Going into exile, Welles became one of the first great film Mavericks, financing his own productions through acting jobs and raising finances from independant sources. The great 'Othello' was shot over four years and released in 1952 to great critical acclaim. It won Best Picture at Cannes but failed to find success. This lead to several films made in europe: 'The Trial', 'Mr. Arkadin', 'Chimes at Midnight' and his experimental documentary 'F for Fake'. Of course none of these films made much money and the financing was so convoluted, many of these films were unavailable until recently. They have sorted out most of the rights issues and there are wonderful Criterion DVD's of 'F for Fake' and 'Mr. Arkadin'. 'Chimes at Midnight' is still very difficult to find and is considered one of his greatest films. This seems somewhat appropriate given the troubled and complicated history of Orson Welles.

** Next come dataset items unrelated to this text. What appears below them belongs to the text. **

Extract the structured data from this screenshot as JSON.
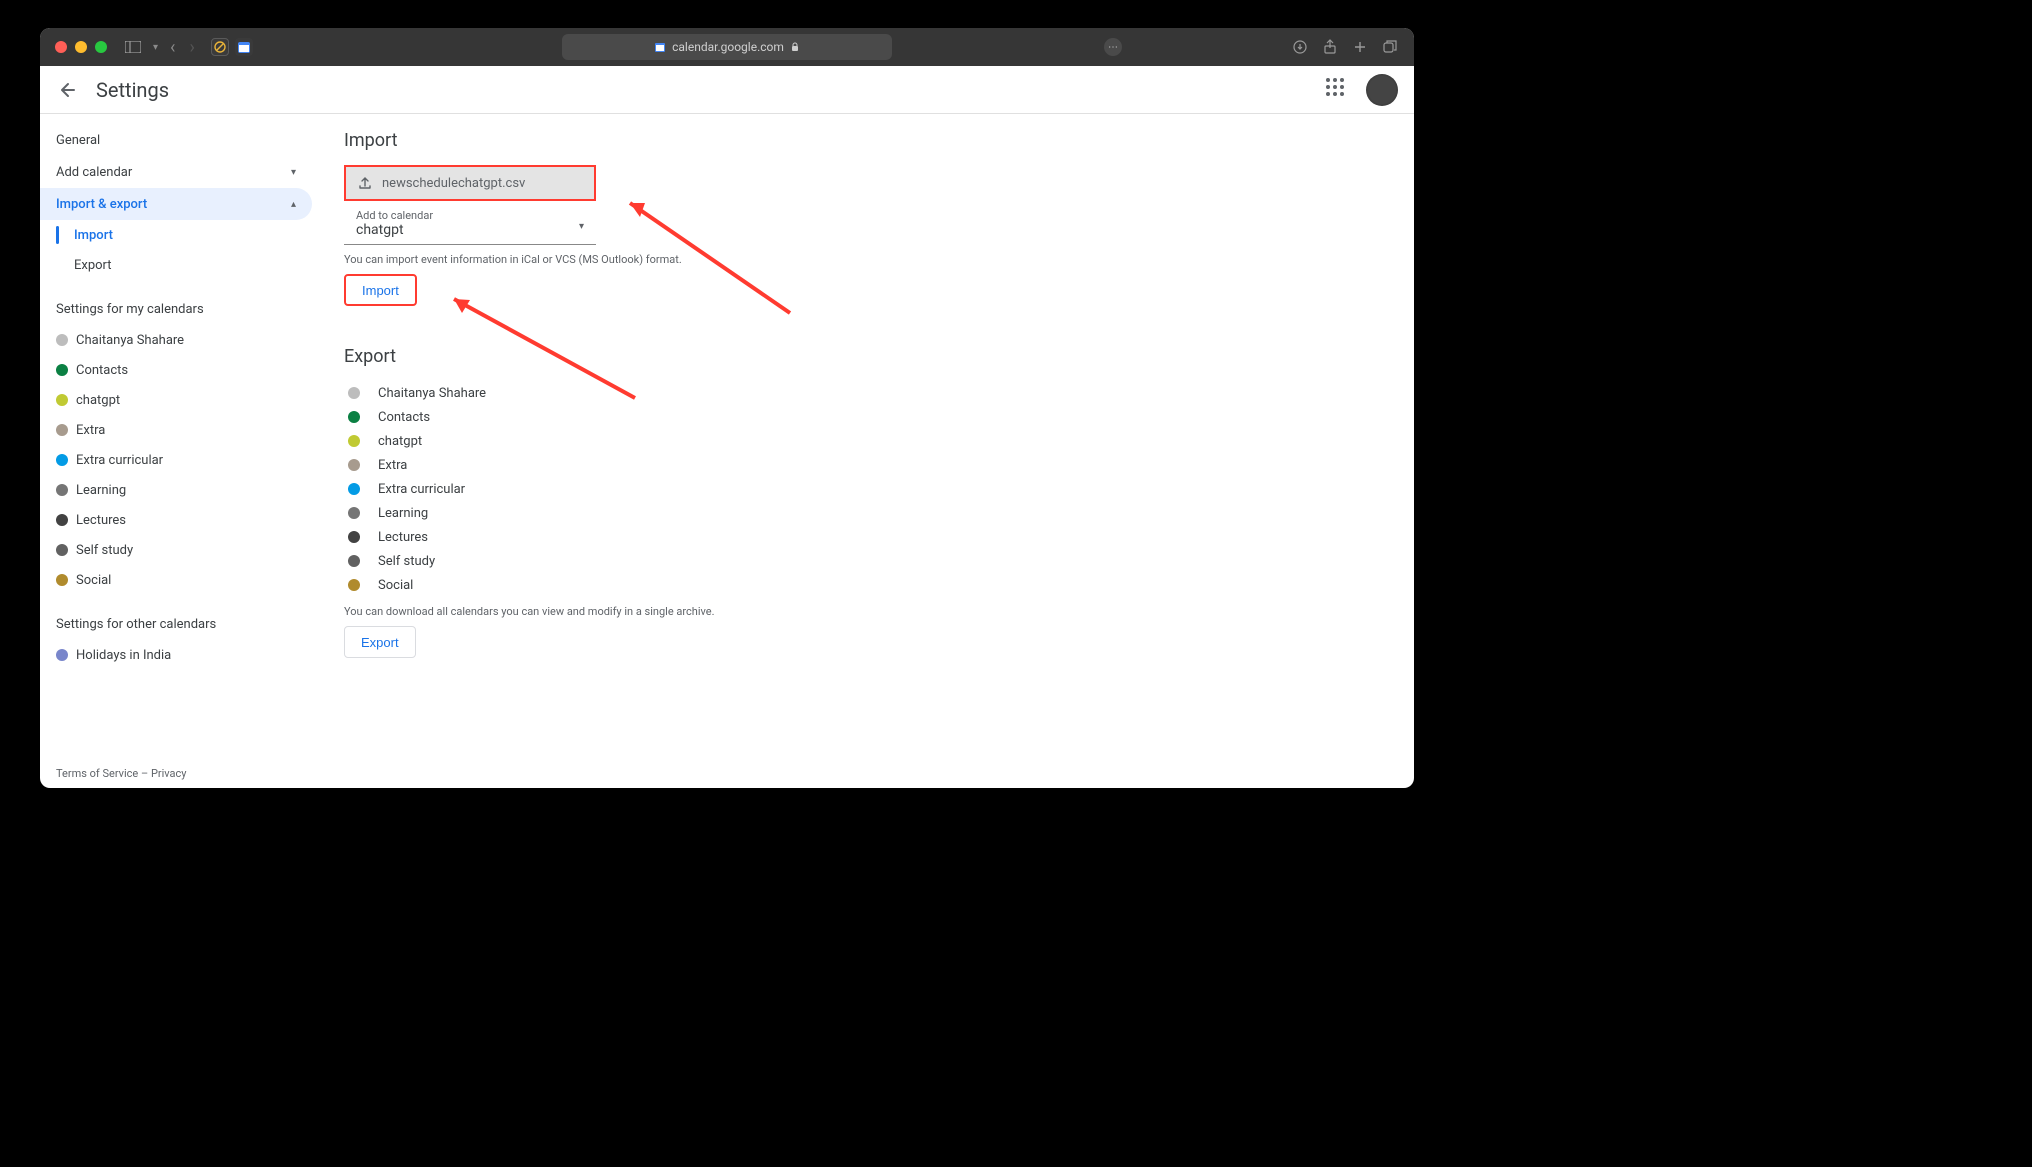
{
  "browser": {
    "url": "calendar.google.com"
  },
  "header": {
    "title": "Settings"
  },
  "sidebar": {
    "general": "General",
    "add_calendar": "Add calendar",
    "import_export": "Import & export",
    "subs": [
      {
        "label": "Import",
        "active": true
      },
      {
        "label": "Export",
        "active": false
      }
    ],
    "my_cal_heading": "Settings for my calendars",
    "my_calendars": [
      {
        "label": "Chaitanya Shahare",
        "color": "#bdbdbd"
      },
      {
        "label": "Contacts",
        "color": "#0b8043"
      },
      {
        "label": "chatgpt",
        "color": "#c0ca33"
      },
      {
        "label": "Extra",
        "color": "#a79b8e"
      },
      {
        "label": "Extra curricular",
        "color": "#039be5"
      },
      {
        "label": "Learning",
        "color": "#757575"
      },
      {
        "label": "Lectures",
        "color": "#424242"
      },
      {
        "label": "Self study",
        "color": "#616161"
      },
      {
        "label": "Social",
        "color": "#b08b2d"
      }
    ],
    "other_cal_heading": "Settings for other calendars",
    "other_calendars": [
      {
        "label": "Holidays in India",
        "color": "#7986cb"
      }
    ]
  },
  "import_section": {
    "title": "Import",
    "file_name": "newschedulechatgpt.csv",
    "select_label": "Add to calendar",
    "select_value": "chatgpt",
    "hint": "You can import event information in iCal or VCS (MS Outlook) format.",
    "button": "Import"
  },
  "export_section": {
    "title": "Export",
    "calendars": [
      {
        "label": "Chaitanya Shahare",
        "color": "#bdbdbd"
      },
      {
        "label": "Contacts",
        "color": "#0b8043"
      },
      {
        "label": "chatgpt",
        "color": "#c0ca33"
      },
      {
        "label": "Extra",
        "color": "#a79b8e"
      },
      {
        "label": "Extra curricular",
        "color": "#039be5"
      },
      {
        "label": "Learning",
        "color": "#757575"
      },
      {
        "label": "Lectures",
        "color": "#424242"
      },
      {
        "label": "Self study",
        "color": "#616161"
      },
      {
        "label": "Social",
        "color": "#b08b2d"
      }
    ],
    "hint": "You can download all calendars you can view and modify in a single archive.",
    "button": "Export"
  },
  "footer": {
    "terms": "Terms of Service",
    "sep": " – ",
    "privacy": "Privacy"
  }
}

It is a terrible shame that Welles had such a hard time getting his films made. He laments in the BBC documentary 'Orson Welles' that he probably would have been better to have stayed in Radio and Theatre. Film is ninety-eight percent hustle, he said, and two percent actually getting to do it. Yet Welles stands out in film history as one of the greatest of filmmakers. It is our lament that we only got to see him realize a small degree of his potential.